Newly Diagnosed.. and NO one understands
I am so happy to find this site - and the many words of encouragement. It gives me a great sense of optomism that there are others out there who can understand what its like to deal with Lupus on a day to day basis.
I was diagnosed only a few days ago (SLE), after 2 years of severe fatigue and even weirder, vascular headaches. I chronicled some of it on my blog (http://prchick.blogspot.com) but for the most part, its been a battle. Im a single mom, and a career woman - so needless to say a lot of demands on my time.
Nonetheless, I just dont feel like my family "gets it".. I know sharing information with them is the best bet for them to understand the how, when, where it hits.. but for some reason it just doesnt click. Any suggestions?
Welcome Chal. You are right about finding encouragement and support here. I think you are right that it is hard for family and friends to understand what you are going through. There is a really good website: www.butyoudontlooksick.com. The author has what she calls a spoon theory and it is a way to explain to others what it is like everyday to live with lupus or any other debilitating disease. I have printed this out and given it to a lot of my family and a few of my close friends.
Take care and I am glad you are here.
I know what you mean about your family not getting "it" and being a career woman. I've been going to a rheumatologist for the past 5 yrs but was finally diagnosed with SLE in July. I started having seizures in April and then by the time my rheumy got back from vacation, could barely do my hr commute each day to work. She did a ton of tests and finally found I have CNS vasculitis and had to start chemo.
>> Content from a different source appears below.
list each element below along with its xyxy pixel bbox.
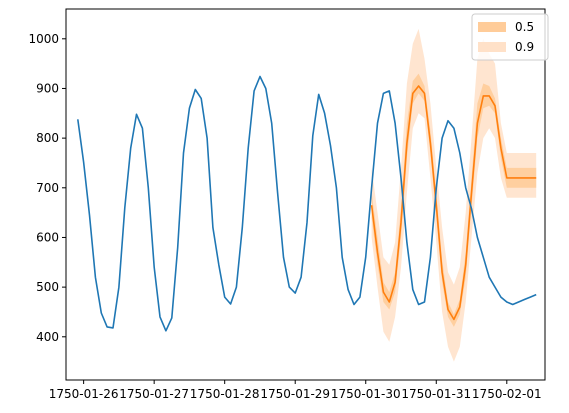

During that time I was training for a new job, flying back and forth from Colo to Tempe AZ each week and doing chemo once a month!
This board is great support and SaySusie is very knowledgeable. I'm sure you will find you are among those who completely get "it" and can help support you!
Hi and Welcome.
Its a long battle for diagnosis and recognition in many areas. I am from the UK and with my nursing background I was not taken seriously for about 2 years. Now I have been diagnosed for 2 years, have medical retirement from work and am free from the stresses of life. Its time this illness was more widely understood.